Mr. Shah, an electrical and electronic engineering graduate from Imperial College, London, and a chartered financial analyst says their training lasts only five months, with fees ranging from Sh40,000 to Sh160,000. 

Shah notes that opportunities exist for technical students as some of the big tech companies like Google, Microsoft, and AMS are always ready to employ them. 
Shah says there’s a plethora of opportunities for technical students, and the big tech companies like Google, Microsoft, and AMS are always ready to bring them into the fold.

“Moringa is outcome-oriented. We help tech students fasttrack their careers by helping them gain the necessary skills they need to cut their teeth in the industry as entrepreneurs or high value employees,” he says.

Since his appointment in January 2022 to head the tech institute, Shah has been making bold steps and setting good examples in the wake of a record rise in unemployment. He says lack of jobs is a major issue

Labour force
The Kenya National Bureau of Statistics (KNBS) in its September 2021 quarterly labour force report, placed Kenya’s unemployment rate at 10.4% from 5.2% in March (the same year) with employment vis a vis population ratio dropping to 57.7% from 64%.

KNBS also revealed that the country’s overall employment to population ratio for the working age population of 15 to 64 years was 63.7% in quarter one of 2021 compared to 65% recorded in the previous quarter, and 64.4% recorded in the same quarter of 2020.

The statistics speak volumes  – the job scarcity witnessed in recent years has seen young people join the tech training institute to cut their teeth on ‘market aligned courses’ that include software engineering, data science, and product design. There is more business for Moringa based on the fact that jobs are on the decline.

“We train on courses such as Artificial Intelligence (AI), Machine Learning, Cloud Computing, Cybersecurity, Robotics, Data Engineering, and such, which we also do by running the Digital Academy for Safaricom PLC and such,” Shah explains.

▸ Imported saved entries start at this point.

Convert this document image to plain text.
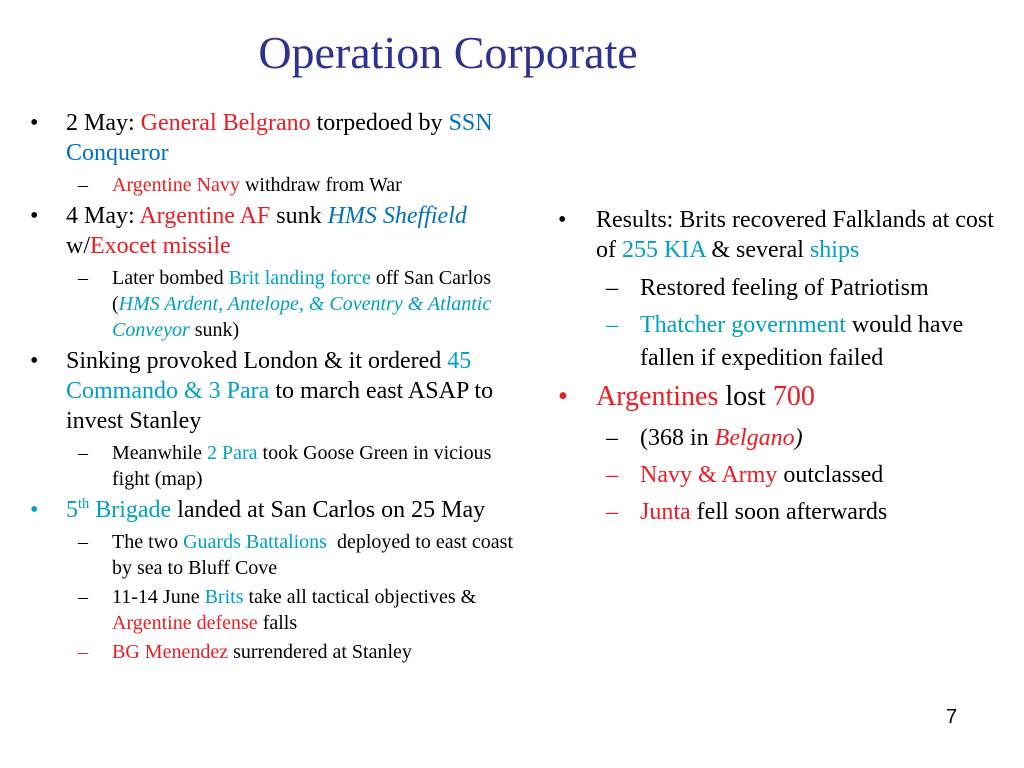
Operation Corporate
• 2 May: General Belgrano torpedoed by SSN Conqueror
– Argentine Navy withdraw from War
• 4 May: Argentine AF sunk HMS Sheffield w/Exocet missile
– Later bombed Brit landing force off San Carlos (HMS Ardent, Antelope, & Coventry & Atlantic Conveyor sunk)
• Sinking provoked London & it ordered 45 Commando & 3 Para to march east ASAP to invest Stanley
– Meanwhile 2 Para took Goose Green in vicious fight (map)
• 5th Brigade landed at San Carlos on 25 May
– The two Guards Battalions  deployed to east coast by sea to Bluff Cove
– 11-14 June Brits take all tactical objectives & Argentine defense falls
– BG Menendez surrendered at Stanley
• Results: Brits recovered Falklands at cost of 255 KIA & several ships
– Restored feeling of Patriotism
– Thatcher government would have fallen if expedition failed
• Argentines lost 700
– (368 in Belgano)
– Navy & Army outclassed
– Junta fell soon afterwards
7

As of 2020, Kenya had 2,301 (technical) institutions against 753 in 2013 when the Technical and Vocational Education Training (TVET) Authority was established as part of an effort to meet the demands of the current market. 

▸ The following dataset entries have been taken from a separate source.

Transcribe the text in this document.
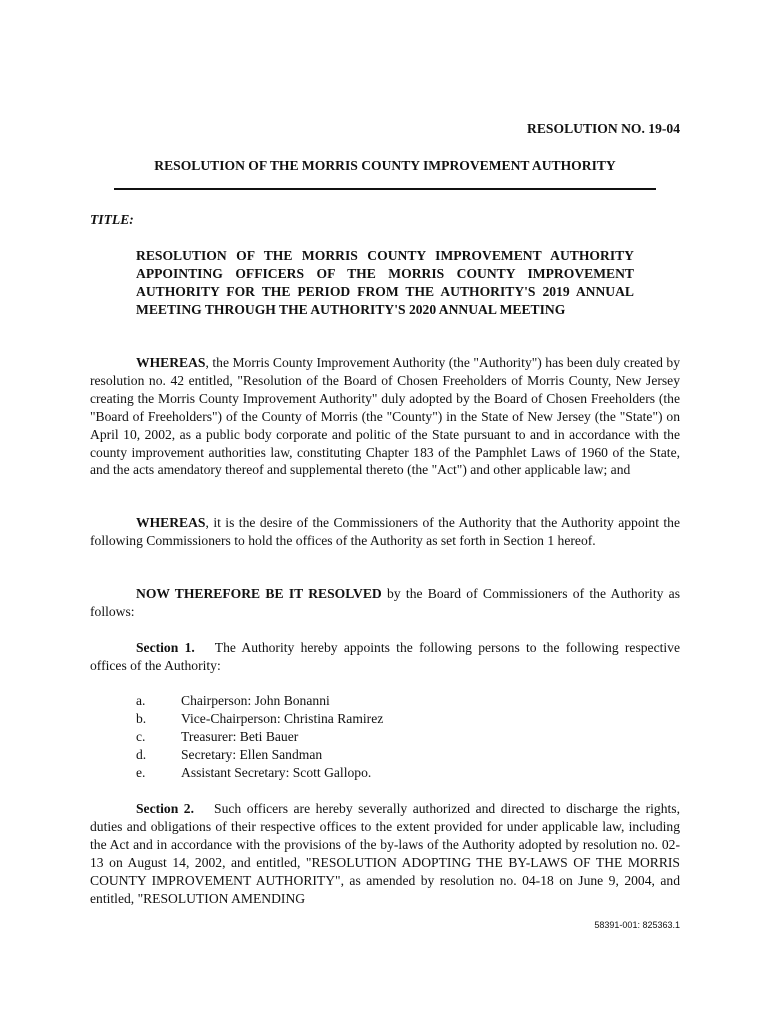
RESOLUTION NO. 19-04
RESOLUTION OF THE MORRIS COUNTY IMPROVEMENT AUTHORITY
TITLE:
RESOLUTION OF THE MORRIS COUNTY IMPROVEMENT AUTHORITY APPOINTING OFFICERS OF THE MORRIS COUNTY IMPROVEMENT AUTHORITY FOR THE PERIOD FROM THE AUTHORITY'S 2019 ANNUAL MEETING THROUGH THE AUTHORITY'S 2020 ANNUAL MEETING
WHEREAS, the Morris County Improvement Authority (the "Authority") has been duly created by resolution no. 42 entitled, "Resolution of the Board of Chosen Freeholders of Morris County, New Jersey creating the Morris County Improvement Authority" duly adopted by the Board of Chosen Freeholders (the "Board of Freeholders") of the County of Morris (the "County") in the State of New Jersey (the "State") on April 10, 2002, as a public body corporate and politic of the State pursuant to and in accordance with the county improvement authorities law, constituting Chapter 183 of the Pamphlet Laws of 1960 of the State, and the acts amendatory thereof and supplemental thereto (the "Act") and other applicable law; and
WHEREAS, it is the desire of the Commissioners of the Authority that the Authority appoint the following Commissioners to hold the offices of the Authority as set forth in Section 1 hereof.
NOW THEREFORE BE IT RESOLVED by the Board of Commissioners of the Authority as follows:
Section 1. The Authority hereby appoints the following persons to the following respective offices of the Authority:
a.	Chairperson: John Bonanni
b.	Vice-Chairperson: Christina Ramirez
c.	Treasurer: Beti Bauer
d.	Secretary: Ellen Sandman
e.	Assistant Secretary: Scott Gallopo.
Section 2. Such officers are hereby severally authorized and directed to discharge the rights, duties and obligations of their respective offices to the extent provided for under applicable law, including the Act and in accordance with the provisions of the by-laws of the Authority adopted by resolution no. 02-13 on August 14, 2002, and entitled, "RESOLUTION ADOPTING THE BY-LAWS OF THE MORRIS COUNTY IMPROVEMENT AUTHORITY", as amended by resolution no. 04-18 on June 9, 2004, and entitled, "RESOLUTION AMENDING
58391-001: 825363.1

In January this year, education cabinet secretary Mr. Ezekiel Machogu said the TVET Authority has registered and accredited more than 2,340 institutions, 4,604 trainers and 11, 299 programmes. 
The CS also revealed that the government is set to phase out business courses being taught at technical schools in three years time – it is about aligning the TVET sector with industry needs while offering young people a chance to gain skills needed in the labour market.

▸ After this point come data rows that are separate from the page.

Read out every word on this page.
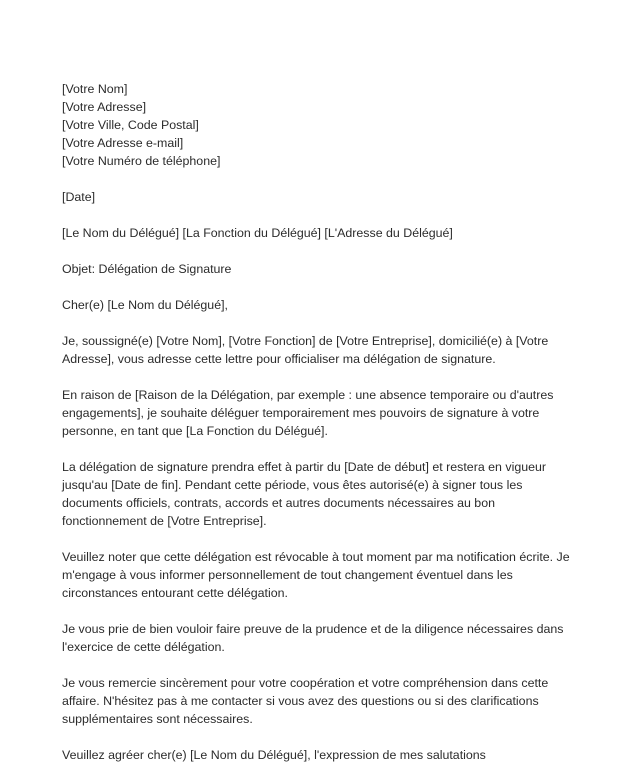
[Votre Nom]
[Votre Adresse]
[Votre Ville, Code Postal]
[Votre Adresse e-mail]
[Votre Numéro de téléphone]

[Date]

[Le Nom du Délégué] [La Fonction du Délégué] [L'Adresse du Délégué]

Objet: Délégation de Signature

Cher(e) [Le Nom du Délégué],

Je, soussigné(e) [Votre Nom], [Votre Fonction] de [Votre Entreprise], domicilié(e) à [Votre Adresse], vous adresse cette lettre pour officialiser ma délégation de signature.

En raison de [Raison de la Délégation, par exemple : une absence temporaire ou d'autres engagements], je souhaite déléguer temporairement mes pouvoirs de signature à votre personne, en tant que [La Fonction du Délégué].

La délégation de signature prendra effet à partir du [Date de début] et restera en vigueur jusqu'au [Date de fin]. Pendant cette période, vous êtes autorisé(e) à signer tous les documents officiels, contrats, accords et autres documents nécessaires au bon fonctionnement de [Votre Entreprise].

Veuillez noter que cette délégation est révocable à tout moment par ma notification écrite. Je m'engage à vous informer personnellement de tout changement éventuel dans les circonstances entourant cette délégation.

Je vous prie de bien vouloir faire preuve de la prudence et de la diligence nécessaires dans l'exercice de cette délégation.

Je vous remercie sincèrement pour votre coopération et votre compréhension dans cette affaire. N'hésitez pas à me contacter si vous avez des questions ou si des clarifications supplémentaires sont nécessaires.

Veuillez agréer cher(e) [Le Nom du Délégué], l'expression de mes salutations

According to Shah, the first thing we have to do is leverage “boot camp training method”, which is intense, and practical so that graduates can be “job creators and not job seekers.”

Software developers
In 2021, Google and Accenture quantified the number of software developers in Africa; the continent has 716,000 professional developers at the moment, with 50% from Egypt, Kenya, Morocco, Nigeria, and South Africa. This is a 3.8% increase from the 700,000 developers recorded in 2020.

Shah attributes the trend to the rise, and rise of the use of the internet, demand for remote tech talent, and the capacity of high-growth start-ups to hire developers. From where he sits, the tech ecosystem will still offer more, and more opportunities in the next two to three years.

The shift to remote work too is also creating more opportunities, and if anything, Shah says, Covid-19, for example, simply offered the Moringa School an opportunity to expand at a much faster rate. 
“Remote working was a reality for many but we pivoted our model because before the pandemic, we were mostly a physical campus but now we train more than 80% of our students remotely, which enabled us to expand. Now, you don’t have to be in Nairobi to train with Moringa—you can be in Kisumu, Eldoret, or at the coast and still train with us online.”

The cherry on top is that Moringa School uses live learning and pairs up students with technical mentors.